Many of our students do not realize their full potential because of a lack of discipline and poor study habits. Practically none prepare for a class by reading the material that will be discussed. Few, if any, read the assigned reading after class. Most do not start working on an assignment or project until a few days before the due date. Most wait until classes are finished before starting to cram for the examination. As a result, they often have to work through the evening without sleeping to finish an assignment. They cram for an examination just before the examination, and promptly forget everything right after the examination. There is very little real understanding and retention of the material.
Neuroscience research has discovered that the best way to remember something is to review the material a short period, e.g., one or two days, after it was first learned. This way the short term memory is refreshed, instead of fading away. After a number of refreshments, the short term memory becomes long term memory, and will not fade away easily. But this is exactly what many of our students are not doing.
Humans are beings of habit. A habit, including the way we study, is very hard to change once it is formed. Sometimes, live changing events force us to learn some new habits. It is precisely at these moments when we are most open and flexible. Entering university is such an event.
Our university, like most other universities, has not really taken the opportunity to help our students acquire good study habits. In fact, we are practically facilitating them to acquire bad study habits. In the first weeks of the first semester, we typically make it easy for the incoming students. We cancel some classes, do not give them a lot of assignments, give them a long time to finish an assignment, and do not give them tough projects until later in the semester - because we want to give the students plenty of time to adapt to the new environment, to attend orientations, to join clubs and societies, and to make new friends. We make the whole first semester, or even the whole first year, relatively easy. Then we make it tougher in the second year, and the third, and so on. This may work for students who are self-disciplined and have already developed good study habits. They are prepared to take advantage of the newly-available freedom to explore, to experiment, and are still able to catch up with the studies.

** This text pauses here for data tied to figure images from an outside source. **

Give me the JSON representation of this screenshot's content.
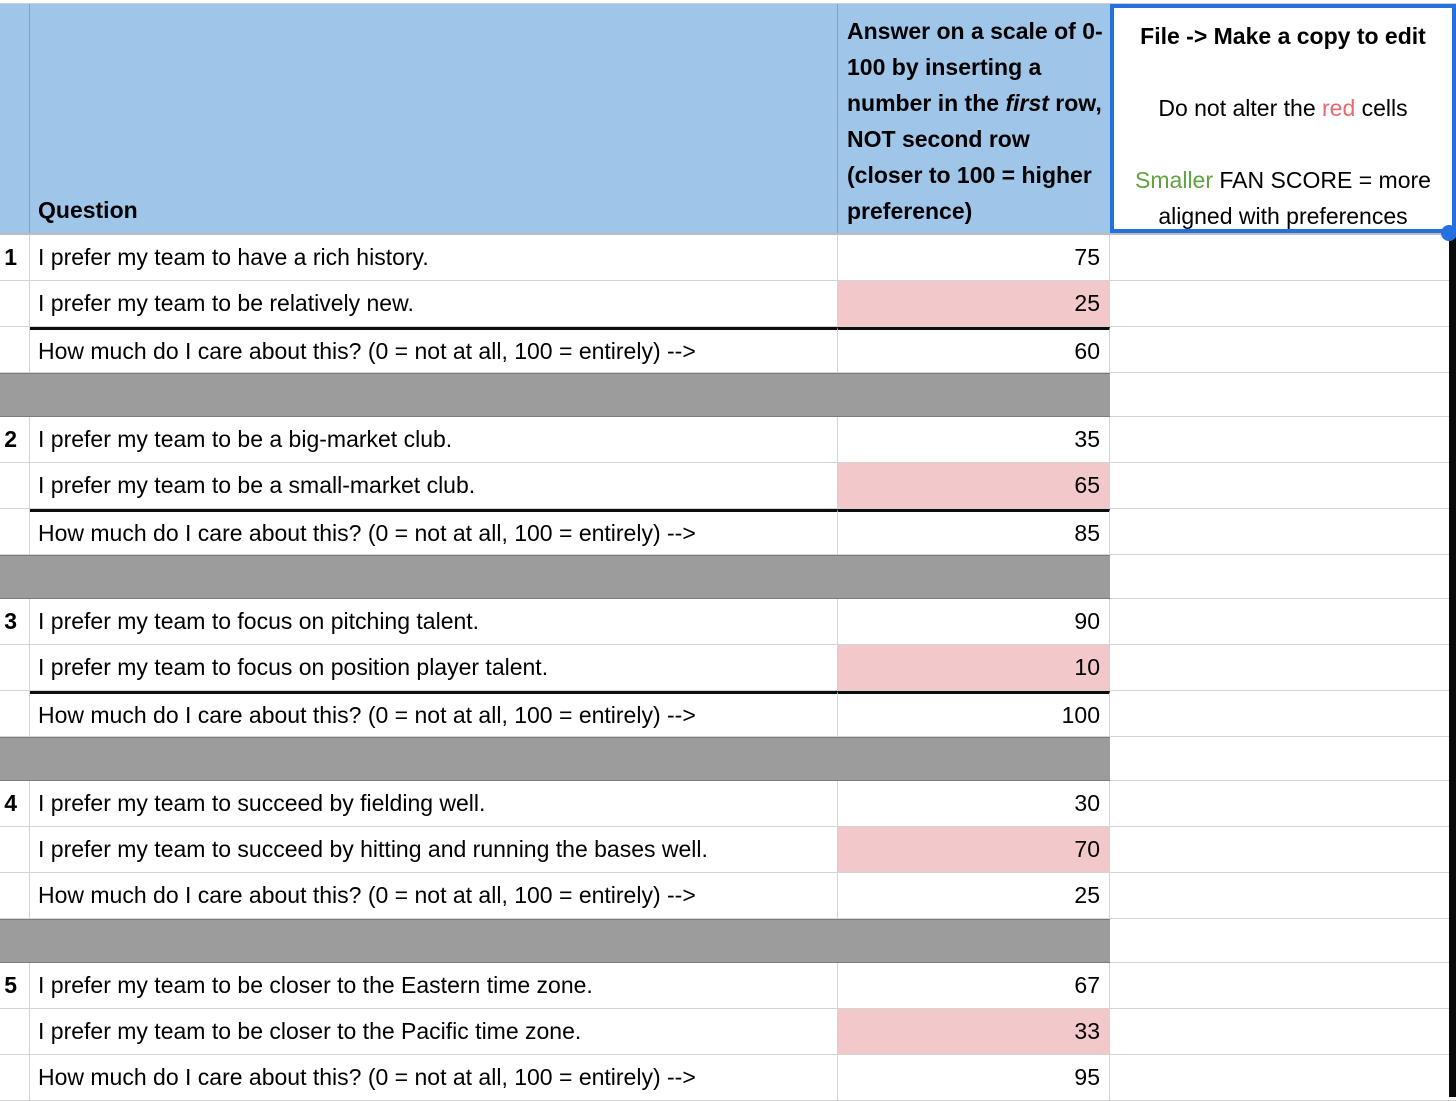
{
  "header": {
    "question_label": "Question",
    "answer": {
      "part1": "Answer on a scale of 0-100 by inserting a number in the ",
      "italic": "first",
      "part2": " row, NOT second row (closer to 100 = higher preference)"
    },
    "notes": {
      "line1": "File -> Make a copy to edit",
      "line2_prefix": "Do not alter the ",
      "line2_red": "red",
      "line2_suffix": " cells",
      "line3_green": "Smaller",
      "line3_rest": " FAN SCORE = more",
      "line4": "aligned with preferences"
    }
  },
  "blocks": [
    {
      "number": "1",
      "statement1": "I prefer my team to have a rich history.",
      "value1": "75",
      "statement2": "I prefer my team to be relatively new.",
      "value2": "25",
      "care_question": "How much do I care about this? (0 = not at all, 100 = entirely) -->",
      "care_value": "60",
      "thick_divider": true,
      "separator_after": true
    },
    {
      "number": "2",
      "statement1": "I prefer my team to be a big-market club.",
      "value1": "35",
      "statement2": "I prefer my team to be a small-market club.",
      "value2": "65",
      "care_question": "How much do I care about this? (0 = not at all, 100 = entirely) -->",
      "care_value": "85",
      "thick_divider": true,
      "separator_after": true
    },
    {
      "number": "3",
      "statement1": "I prefer my team to focus on pitching talent.",
      "value1": "90",
      "statement2": "I prefer my team to focus on position player talent.",
      "value2": "10",
      "care_question": "How much do I care about this? (0 = not at all, 100 = entirely) -->",
      "care_value": "100",
      "thick_divider": true,
      "separator_after": true
    },
    {
      "number": "4",
      "statement1": "I prefer my team to succeed by fielding well.",
      "value1": "30",
      "statement2": "I prefer my team to succeed by hitting and running the bases well.",
      "value2": "70",
      "care_question": "How much do I care about this? (0 = not at all, 100 = entirely) -->",
      "care_value": "25",
      "thick_divider": false,
      "separator_after": true
    },
    {
      "number": "5",
      "statement1": "I prefer my team to be closer to the Eastern time zone.",
      "value1": "67",
      "statement2": "I prefer my team to be closer to the Pacific time zone.",
      "value2": "33",
      "care_question": "How much do I care about this? (0 = not at all, 100 = entirely) -->",
      "care_value": "95",
      "thick_divider": false,
      "separator_after": false
    }
  ],
  "colors": {
    "header_blue": "#9fc5e8",
    "warning_pink": "#f2c8ca",
    "separator_gray": "#9c9c9c",
    "selection_blue": "#2470de",
    "red_text": "#e8696d",
    "green_text": "#61a243",
    "strip_black": "#0a0a0a"
  }
}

Unfortunately, this does not work for those who are forming their own habits. The message they are getting is that they can take it easy with their studies in the beginning of the term, and that they can take their time to catch up later in the term. Starting in the second semester, their (bad) habits are already set, and it is very difficult for them to change, even if they want to. Most of them do not.
Hence, my modest proposal: Starting from the first semester in the first year, we have to make it clear to the students they are expected to read, review, and do their assignments. We do need to give them time to adapt. Hence the assignments and tests should be low-risk, not too difficult and carrying relatively light weight. But the students have to get used to getting started with their studies early in the term, review often, and work consistently throughout the term.
They will realize that good study habits work wonders for them. It will make life much easier for their teachers.